Parameter-free representations outperform single-cell foundation models on downstream benchmarks
Professional Abstract
"In the realm of single-cell RNA sequencing (scRNA-seq), the inherent statistical structure of the data has spurred the development of sophisticated computational models, notably the TranscriptFormer, which employs transformer-based architectures to generate representations of gene expression. These representations, or embeddings, have demonstrated remarkable efficacy in various downstream applications, including cell-type classification, disease-state prediction, and cross-species learning. However, the reliance on deep learning methods raises questions about the necessity of such complex models when simpler approaches may yield comparable results. This study investigates the performance of straightforward, interpretable methodologies that leverage careful normalization and linear techniques against the backdrop of established benchmarks for single-cell foundation models. The authors report that their simplified pipelines achieve state-of-the-art (SOTA) or near SOTA performance across multiple evaluation metrics, even outperforming existing foundation models in scenarios involving out-of-distribution tasks with novel cell types and organisms not included in the training datasets.
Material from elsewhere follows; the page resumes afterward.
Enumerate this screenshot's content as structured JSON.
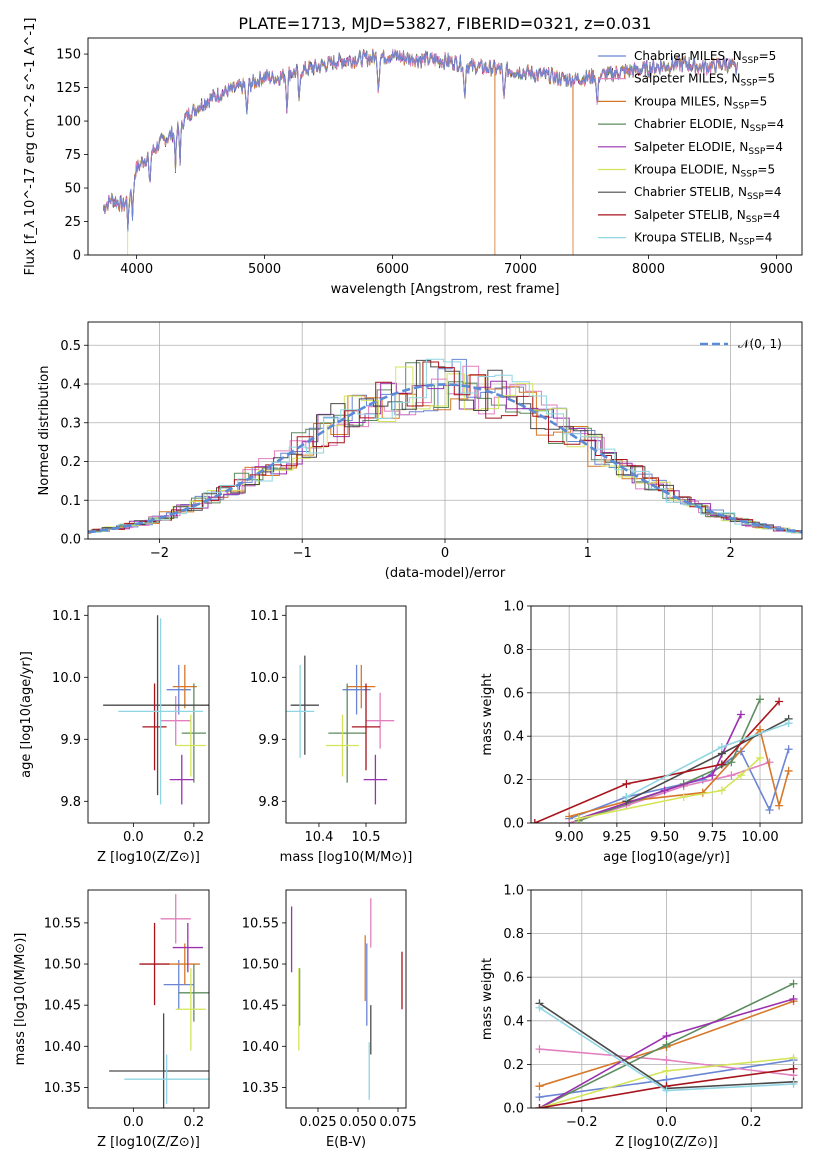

These findings underscore the importance of rigorous benchmarking in the field and suggest that the biological nuances of cell identity can be effectively captured through linear representations of single-cell gene expression data. This research not only challenges the prevailing notion that deep learning is indispensable for high-performance outcomes in scRNA-seq analysis but also emphasizes the potential for more interpretable and computationally efficient methods to contribute meaningfully to our understanding of cellular biology."